Dünyamız krizlerle dolu yılların içine girdi. Ekonomik kriz içinde artan ekonomik sorunlar, AB ülkeleri içindeki krizli ülkeler, ABD’nin feth kararları hepimizi ekonomiye yönlendirdi. Ülkemizdeki ekonomi de bu krizler içinde yüzüyor. Fakat dünyayı ilgilendiren bir kriz son aylarda meydana geldi.
Asıl yük kimde?
Öncelikle Afrika ülkelerinden İtalya’ya, Yunanistan’a botlarla kaçan mültecilerin, botları battığı zaman İtalyan polisleri insanları kurtarmadı. Bir adım daha ileri gidelim. Yapılan araştırmalarda İtalyan polisinin bazı botları batırdığı haberini de almış bulunuyoruz. Aynı gelişme Yunanistan’da da geçerliydi. Yunanistan, aldığı mültecilere bir dilim ekmek bile vermezken, mülteci krizinin yükünü çeken iki ülke ortaya çıktı. Birincisi; Türkiye. İkincisi; Lübnan.
Türkiye 2,2 milyon Suriyeli mülteci alırken Lübnan’da bu sayı en az bizdeki kadar. Afganistan’dan kaçanlar, Iraklı Kürtler, Suriyeliler, Afrika ülkesinden gelenler Avrupa’ya hücum ediyor. İlginç tarafı, Müslüman ülkelerin Suudi Arabistan başta olmak üzere Katar, Birleşik Emirlikler, Kuveyt gibi ülkelerin kılı bile kıpırdamıyor.
Türkiye donanımlı
Mülteciler konusunda Amerika’dan hiçbir açıklama yok. Yürüyerek veya yüzerek gelemeyeceklerinden hareket ettiğimiz mülteciler konusunda bir duyarlılık görmüyoruz. AB ülkelerinden Almanya da artık mültecileri önleyemeyeceklerini anlayıp yürüyerek sınırları geçtiklerini gördükten sonra bir duyarlılık çöktü. Angela Merkel, eğer ciddiyse önemli bir adım attı. 8000 mülteci alacaklarını ve 2016 bütçesine 10 milyar euro’luk bir harcamayı öngördüklerini belirtti. Bunun doğru olup olmadığını önümüzdeki yıl göreceğiz.

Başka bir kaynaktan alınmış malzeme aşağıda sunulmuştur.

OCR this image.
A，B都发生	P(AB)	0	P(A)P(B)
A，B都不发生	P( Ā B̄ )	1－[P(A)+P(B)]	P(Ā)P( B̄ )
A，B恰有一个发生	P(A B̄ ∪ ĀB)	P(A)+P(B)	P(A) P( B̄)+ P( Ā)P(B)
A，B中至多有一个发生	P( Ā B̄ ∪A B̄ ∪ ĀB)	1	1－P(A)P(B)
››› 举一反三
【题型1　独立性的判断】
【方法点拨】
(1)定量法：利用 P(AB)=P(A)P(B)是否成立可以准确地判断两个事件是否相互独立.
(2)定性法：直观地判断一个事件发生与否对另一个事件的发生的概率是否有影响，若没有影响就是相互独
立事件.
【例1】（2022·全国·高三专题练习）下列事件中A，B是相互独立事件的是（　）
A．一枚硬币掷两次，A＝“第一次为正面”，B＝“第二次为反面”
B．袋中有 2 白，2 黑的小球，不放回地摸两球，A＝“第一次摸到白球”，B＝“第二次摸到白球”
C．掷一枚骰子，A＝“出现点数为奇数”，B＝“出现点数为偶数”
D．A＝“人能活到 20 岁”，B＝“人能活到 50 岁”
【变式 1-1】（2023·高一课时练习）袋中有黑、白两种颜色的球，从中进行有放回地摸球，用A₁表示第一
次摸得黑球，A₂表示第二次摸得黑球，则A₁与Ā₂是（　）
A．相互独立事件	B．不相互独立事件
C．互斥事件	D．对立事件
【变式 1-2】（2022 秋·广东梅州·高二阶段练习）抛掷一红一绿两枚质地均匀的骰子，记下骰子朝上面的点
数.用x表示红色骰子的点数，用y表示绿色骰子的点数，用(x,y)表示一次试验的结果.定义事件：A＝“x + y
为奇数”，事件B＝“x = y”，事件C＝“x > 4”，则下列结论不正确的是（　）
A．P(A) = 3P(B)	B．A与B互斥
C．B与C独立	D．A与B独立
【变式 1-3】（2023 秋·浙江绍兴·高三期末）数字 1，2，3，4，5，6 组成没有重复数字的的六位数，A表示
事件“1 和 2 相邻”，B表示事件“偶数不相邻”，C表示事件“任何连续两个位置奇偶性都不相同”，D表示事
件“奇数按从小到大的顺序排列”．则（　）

Fransa ve İspanya’dan ise mülteciler konusunda hiçbir ses yok. Bu konuda küçük ülkelerin de bir duyarlılık göstereceğinden hareket ediliyor. Hollanda bugünkü gayrisafi milli hasılasıyla en azından 300 bin mülteciye yer açacak gibi görünüyor.
Türkiye bundan sonra mülteciler için bir transit ülkesi haline gelebilir. Türkiye, ülkeye gelen mültecilerin büyük bir çoğunluğuna, çok güzel kamplar hazırladı ve her türlü altyapıyı sağladı. Bunların en büyüklerinden biri olan Midyat’taki mülteci kampını gözlerimle gördüm. Midyat Kaymakam’ının bu konudaki çalışmaları karşısında şapka çıkarmak lazım diye düşünüyorum.
Dünyada doğudan batıya mülteci gücü iş gücü devam edecek. Türkiye bu konuda tam bir anahtar ülke. Türkiye, 380 bin yasal yabancının yanında 2 milyon kaçak göçmene kucak açan ve 2,2 milyon Suriyeliyi yaşatan bir ülkedir. Bunun nüfusa oranı % 6’dır. Buna karşılık Türkiye dünyada kendi nüfusuna göre en fazla göçmeni yurt dışında yaşatan ülke konumundadır. 6,8 milyon insanımız, göçmen olarak dünyanın bir çok ülkesinde yaşıyorlar. Türkiye bu açıdan G-20 Zirvesi gerçekleşmeden evvel Ekim ayında bir göç zirvesi yapmalı ve dünyadaki göç trafiğindeki rolünü burada vurguladıktan sonra kendi yaptıklarının başında başta BM, AB, Avrupa Konseyi, İslam İşbirliği Örgütü’nün neler yapabileceğini dile getirmesi gerekir. Türkiye bu şansı G-20 başkanlığı sürecinde iyi kullanmalı.